Ranolozine (Ranexa/Gilead), a drug often prescribed for angina, was ineffective in patients with female-pattern heart disease -- though it had some benefit for the sickest of these patients, researchers said today at the American Heart Association 2015 Scientific Sessions in Orlando, FL.
In a study presented at the meeting and due to be published online today in the European Heart Journal, Noel Bairey Merz, MD, of the Barbra Streisand Women's Heart Center at Cedars-Sinai Heart Institute in Los Angeles, CA, found that the ineffective treatment is a good example of the problems of doing heart research mostly on men.
"For too long, physicians treated women's heart disease the same way the treated heart disease in men," she said.
The study looked at women with microvascular (female-pattern) heart disease, in which cholesterol plaque tends to spread more evenly into thousands of of tiny blood vessels that surround the heart muscle. In men plaque tends to clog the heart's major arteries.
In the study, known as RWISE, 128 coronary microvascular dysfunction patients, 96% of them women, got from 500 to 1,000 mg of ranolazine twice daily, or placebo in a double-blinded study. The patients got the medications for two weeks.
The findings showed that there was no statistically significant difference in angina or blood flow. Other findings showed that change in angina directly correlated with change in heart blood flow, and increase flow m meant less angina pain.
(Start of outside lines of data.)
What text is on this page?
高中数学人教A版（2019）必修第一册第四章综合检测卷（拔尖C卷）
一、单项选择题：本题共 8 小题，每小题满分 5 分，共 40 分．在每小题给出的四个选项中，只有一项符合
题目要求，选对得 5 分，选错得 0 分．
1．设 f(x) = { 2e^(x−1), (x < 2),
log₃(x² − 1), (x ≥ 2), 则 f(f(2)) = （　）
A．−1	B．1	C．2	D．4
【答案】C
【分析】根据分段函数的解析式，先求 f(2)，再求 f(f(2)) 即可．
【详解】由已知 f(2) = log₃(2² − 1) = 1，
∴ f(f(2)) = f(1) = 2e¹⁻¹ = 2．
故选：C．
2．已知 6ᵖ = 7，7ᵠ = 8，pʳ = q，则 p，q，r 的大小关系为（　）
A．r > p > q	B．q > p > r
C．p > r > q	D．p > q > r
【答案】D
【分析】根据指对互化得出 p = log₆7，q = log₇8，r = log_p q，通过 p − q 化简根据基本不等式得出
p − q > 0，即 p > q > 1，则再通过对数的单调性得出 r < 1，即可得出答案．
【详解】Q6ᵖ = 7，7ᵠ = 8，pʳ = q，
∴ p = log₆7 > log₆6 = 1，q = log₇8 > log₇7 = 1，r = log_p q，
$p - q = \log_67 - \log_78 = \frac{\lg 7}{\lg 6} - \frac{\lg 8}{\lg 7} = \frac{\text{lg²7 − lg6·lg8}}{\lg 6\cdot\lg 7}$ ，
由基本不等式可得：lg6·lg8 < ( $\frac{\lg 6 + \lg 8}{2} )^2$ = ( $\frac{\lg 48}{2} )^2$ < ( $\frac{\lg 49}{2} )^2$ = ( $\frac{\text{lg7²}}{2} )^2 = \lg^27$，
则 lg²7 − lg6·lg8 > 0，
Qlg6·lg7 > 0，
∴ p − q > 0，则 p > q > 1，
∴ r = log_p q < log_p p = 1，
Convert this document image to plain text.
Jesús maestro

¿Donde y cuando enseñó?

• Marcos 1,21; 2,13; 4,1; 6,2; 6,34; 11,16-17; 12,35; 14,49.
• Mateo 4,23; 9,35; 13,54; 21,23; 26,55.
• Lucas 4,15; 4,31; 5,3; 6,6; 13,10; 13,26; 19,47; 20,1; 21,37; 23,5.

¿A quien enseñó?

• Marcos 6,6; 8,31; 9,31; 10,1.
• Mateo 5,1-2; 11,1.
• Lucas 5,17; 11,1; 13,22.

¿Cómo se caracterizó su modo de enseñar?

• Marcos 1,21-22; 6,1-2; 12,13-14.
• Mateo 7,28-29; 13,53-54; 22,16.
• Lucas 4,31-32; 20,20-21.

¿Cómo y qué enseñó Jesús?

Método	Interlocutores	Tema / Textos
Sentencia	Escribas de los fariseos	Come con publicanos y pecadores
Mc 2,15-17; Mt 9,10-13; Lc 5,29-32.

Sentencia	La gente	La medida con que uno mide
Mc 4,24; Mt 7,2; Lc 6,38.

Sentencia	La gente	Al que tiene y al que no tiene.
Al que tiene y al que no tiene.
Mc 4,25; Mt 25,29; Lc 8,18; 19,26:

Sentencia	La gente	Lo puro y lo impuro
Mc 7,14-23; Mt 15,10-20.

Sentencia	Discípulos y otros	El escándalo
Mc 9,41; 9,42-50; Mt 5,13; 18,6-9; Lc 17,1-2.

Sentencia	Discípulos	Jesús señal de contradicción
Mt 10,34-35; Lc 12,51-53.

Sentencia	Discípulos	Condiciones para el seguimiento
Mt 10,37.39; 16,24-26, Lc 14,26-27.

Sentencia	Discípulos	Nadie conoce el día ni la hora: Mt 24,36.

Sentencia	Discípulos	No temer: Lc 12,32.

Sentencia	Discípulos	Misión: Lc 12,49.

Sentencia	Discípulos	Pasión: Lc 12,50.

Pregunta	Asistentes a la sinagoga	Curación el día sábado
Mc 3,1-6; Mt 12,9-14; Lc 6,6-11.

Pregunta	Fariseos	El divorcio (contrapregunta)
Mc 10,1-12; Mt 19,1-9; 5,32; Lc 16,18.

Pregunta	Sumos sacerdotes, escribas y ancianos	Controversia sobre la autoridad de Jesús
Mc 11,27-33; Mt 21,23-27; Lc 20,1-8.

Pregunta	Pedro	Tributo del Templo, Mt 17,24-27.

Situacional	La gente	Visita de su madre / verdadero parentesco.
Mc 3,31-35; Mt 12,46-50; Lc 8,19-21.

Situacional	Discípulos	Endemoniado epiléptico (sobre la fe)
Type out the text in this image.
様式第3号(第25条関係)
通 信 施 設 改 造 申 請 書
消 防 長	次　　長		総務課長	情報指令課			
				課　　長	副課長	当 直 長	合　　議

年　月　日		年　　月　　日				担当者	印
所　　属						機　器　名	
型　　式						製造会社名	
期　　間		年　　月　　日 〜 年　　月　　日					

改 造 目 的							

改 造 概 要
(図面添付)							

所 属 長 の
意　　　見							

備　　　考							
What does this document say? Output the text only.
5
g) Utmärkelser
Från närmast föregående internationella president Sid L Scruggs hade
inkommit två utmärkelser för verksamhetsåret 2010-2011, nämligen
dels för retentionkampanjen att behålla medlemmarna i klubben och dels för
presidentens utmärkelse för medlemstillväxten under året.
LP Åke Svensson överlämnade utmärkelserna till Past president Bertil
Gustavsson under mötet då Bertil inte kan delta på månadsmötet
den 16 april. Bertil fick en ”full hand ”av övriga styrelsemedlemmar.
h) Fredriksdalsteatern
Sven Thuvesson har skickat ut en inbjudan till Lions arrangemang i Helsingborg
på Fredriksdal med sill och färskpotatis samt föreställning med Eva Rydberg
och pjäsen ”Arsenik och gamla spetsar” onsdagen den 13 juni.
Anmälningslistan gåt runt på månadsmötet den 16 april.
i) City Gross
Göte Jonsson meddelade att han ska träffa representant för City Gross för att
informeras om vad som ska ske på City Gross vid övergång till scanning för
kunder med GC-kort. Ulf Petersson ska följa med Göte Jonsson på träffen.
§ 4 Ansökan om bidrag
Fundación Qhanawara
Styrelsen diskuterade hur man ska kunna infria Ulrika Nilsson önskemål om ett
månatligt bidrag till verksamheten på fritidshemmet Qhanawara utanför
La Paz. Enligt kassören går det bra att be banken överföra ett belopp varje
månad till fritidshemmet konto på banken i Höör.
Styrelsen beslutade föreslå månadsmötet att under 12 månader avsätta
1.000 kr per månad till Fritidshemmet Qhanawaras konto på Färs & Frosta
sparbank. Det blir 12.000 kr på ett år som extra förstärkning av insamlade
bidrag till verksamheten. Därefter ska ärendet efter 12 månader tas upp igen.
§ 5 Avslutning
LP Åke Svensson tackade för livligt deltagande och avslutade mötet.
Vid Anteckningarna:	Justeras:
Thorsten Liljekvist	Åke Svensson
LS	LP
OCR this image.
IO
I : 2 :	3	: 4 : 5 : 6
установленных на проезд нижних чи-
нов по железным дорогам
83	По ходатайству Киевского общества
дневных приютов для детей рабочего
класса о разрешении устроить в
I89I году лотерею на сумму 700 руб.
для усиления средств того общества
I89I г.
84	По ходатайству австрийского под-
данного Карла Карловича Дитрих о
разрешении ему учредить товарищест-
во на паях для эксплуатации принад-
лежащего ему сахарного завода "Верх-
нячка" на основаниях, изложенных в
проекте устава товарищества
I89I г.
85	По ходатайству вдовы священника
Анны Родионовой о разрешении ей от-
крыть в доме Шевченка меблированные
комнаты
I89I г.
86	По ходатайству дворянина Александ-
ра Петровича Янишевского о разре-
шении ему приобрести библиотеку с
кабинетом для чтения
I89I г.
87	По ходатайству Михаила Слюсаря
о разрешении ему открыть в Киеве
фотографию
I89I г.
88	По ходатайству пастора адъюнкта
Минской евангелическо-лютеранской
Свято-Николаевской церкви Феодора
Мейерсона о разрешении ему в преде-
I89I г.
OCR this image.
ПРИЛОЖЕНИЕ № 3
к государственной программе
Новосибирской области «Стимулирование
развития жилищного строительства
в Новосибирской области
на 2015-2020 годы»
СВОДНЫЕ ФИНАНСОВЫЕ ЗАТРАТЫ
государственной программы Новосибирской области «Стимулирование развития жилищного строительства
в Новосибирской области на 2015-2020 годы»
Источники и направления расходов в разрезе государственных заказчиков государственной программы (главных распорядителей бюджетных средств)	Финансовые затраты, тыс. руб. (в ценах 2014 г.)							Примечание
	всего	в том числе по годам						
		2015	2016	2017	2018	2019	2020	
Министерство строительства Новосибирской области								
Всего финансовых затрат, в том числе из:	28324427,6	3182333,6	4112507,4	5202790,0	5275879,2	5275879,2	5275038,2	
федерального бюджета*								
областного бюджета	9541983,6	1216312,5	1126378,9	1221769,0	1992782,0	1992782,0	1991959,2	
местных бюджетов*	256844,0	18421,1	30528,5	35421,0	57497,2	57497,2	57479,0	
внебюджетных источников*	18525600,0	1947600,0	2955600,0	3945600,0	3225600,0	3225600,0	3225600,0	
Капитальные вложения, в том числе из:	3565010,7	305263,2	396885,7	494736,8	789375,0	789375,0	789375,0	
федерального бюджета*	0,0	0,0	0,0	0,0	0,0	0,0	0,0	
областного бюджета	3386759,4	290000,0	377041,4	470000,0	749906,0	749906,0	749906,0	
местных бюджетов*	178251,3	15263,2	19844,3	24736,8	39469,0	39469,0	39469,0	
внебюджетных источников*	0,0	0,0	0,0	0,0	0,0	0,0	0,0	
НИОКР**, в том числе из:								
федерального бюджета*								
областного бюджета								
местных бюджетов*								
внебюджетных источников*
A subgroup of patients with severe coronary microvascular dysfunction had significantly less angina along with improved blood flow.
"Although ranolazine was not effective in the general population of coronary microvascular dysfuntion patients we did find that patients with more severe dysfunction did experience some benefit, Bairey Merz said.
In the abstract of the journal article, she noted that "the mechanistic basis of the symptoms and signs of myocardial ischemia in patients without obstructive coronary artery disease and evidence of coronary microvascular dysfunction is unclear." The study results showed that angina and myocardial perfusion changes were related, while both angina and myocardial perfusion improved in subjects with lower coronary flow reserve.